Liberals unveil motion to topple government
The Liberals have tabled a confidence motion to trigger an election, with a vote likely set for Thursday, but NDP Leader Jack Layton says his party will continue to support the Conservative government.
That means there is little chance the government will fall; the Liberals need the support of both the NDP and Bloc Quebecois to bring down the Tories.
The confidence motion came hours after after Prime Minister Stephen Harper touted his government's record on the economy in Saint John, N.B.
Harper said Ottawa had already committed 90 per cent of the stimulus funding for this fiscal year, giving the green light to some 7,500 infrastructure and housing projects. More than 4,000 of these projects have started during the first six months of the two-year plan.
"Our efforts are starting to bear fruit. We see stabilization and the early beginning of a recovery," Harper said.
But during Question Period in the House of Commons, Liberal Leader Michael Ignatieff disputed Harper's claims about how much stimulus money has been doled out.
"If you ask all the premiers and mayors around the country they will answer that this is not the case. It is false," Ignatieff said in French. "We know now that only 12 per cent of the projects are now underway. Why is this information being given then? How can Canadians believe this report that came out today?"
Ignatieff also criticized the government for a January promise to create 190,000 jobs, when 450,000 jobs have been lost.

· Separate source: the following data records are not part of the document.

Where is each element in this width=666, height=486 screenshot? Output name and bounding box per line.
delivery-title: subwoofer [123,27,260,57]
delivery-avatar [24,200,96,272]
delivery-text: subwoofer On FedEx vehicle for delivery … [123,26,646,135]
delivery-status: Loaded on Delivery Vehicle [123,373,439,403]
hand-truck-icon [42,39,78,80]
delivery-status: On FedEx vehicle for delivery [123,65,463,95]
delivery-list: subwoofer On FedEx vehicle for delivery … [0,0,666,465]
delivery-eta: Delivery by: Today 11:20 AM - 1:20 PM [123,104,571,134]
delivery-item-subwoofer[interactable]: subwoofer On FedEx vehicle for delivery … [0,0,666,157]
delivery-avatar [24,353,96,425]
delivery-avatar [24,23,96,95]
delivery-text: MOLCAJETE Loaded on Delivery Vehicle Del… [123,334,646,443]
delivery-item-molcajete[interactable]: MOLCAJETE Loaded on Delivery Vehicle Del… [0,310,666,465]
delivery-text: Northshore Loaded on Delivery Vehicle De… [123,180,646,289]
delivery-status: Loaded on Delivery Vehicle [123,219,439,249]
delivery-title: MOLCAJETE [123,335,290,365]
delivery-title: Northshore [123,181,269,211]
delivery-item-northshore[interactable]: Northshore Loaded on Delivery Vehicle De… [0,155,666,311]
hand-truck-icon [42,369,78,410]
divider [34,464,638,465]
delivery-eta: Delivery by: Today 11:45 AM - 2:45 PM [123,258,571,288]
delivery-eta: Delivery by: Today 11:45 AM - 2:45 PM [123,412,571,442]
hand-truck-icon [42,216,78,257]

"Mr. Speaker this dog won't hunt," Ignatieff said. "When will Canadians be able to trust a government that doesn't tell the truth?"
Transportation Minister John Baird disputed Ignatieff's claims.
"Infrastructure projects are being tendered, contracts are being issued, shovels are in the ground, engineers, architects are at work," Baird said. "We're working hard with the provinces, with the territories, and with the municipalities in every corner of this country to get the job done."
Meanwhile, Layton continued his calls for employment insurance reform, saying the economic downturn continues to impact thousands of Canadian families.
"We're pleased that the government has finally brought forward $1 billion of extra help for the unemployed, but we have to look for the next step here," Layton said. "We still have 800,000 people out of work who can't get help from the EI system. What is the government proposing to do about that, the real economic crisis?"
Baird responded by saying the Conservatives will continue to work on EI reform if the opposition parties continue to support the government.
'Not out of the woods'
Harper warned against an election, saying Canada needed stability as it emerged from a worldwide recession.
He said Canada has a solid, long-term fiscal position, which allowed the government to bring in "one of the largest stimulus packages in the G7 and to do so while retaining the lowest debt and deficit levels."
But he stressed that Canada "was not out of the woods yet."
"Far too many Canadians are still out of work, too many families are suffering hardship, and just as Canada was dragged into the global recession through no fault of our own, our recovery could be derailed by events beyond our borders," Harper said.
The prime minister said Canada must stay the course with the government's Economic Action Plan to ensure recovery. And Harper suggested that an "unnecessary and wasteful election" could derail plans for recovery.
"That is why it is crucial that we continue to implement our action plan, that we continue to stay the course," he said.
The government agreed to provide frequent updates on the economy when it cut a deal with the Liberals to avoid an election last January.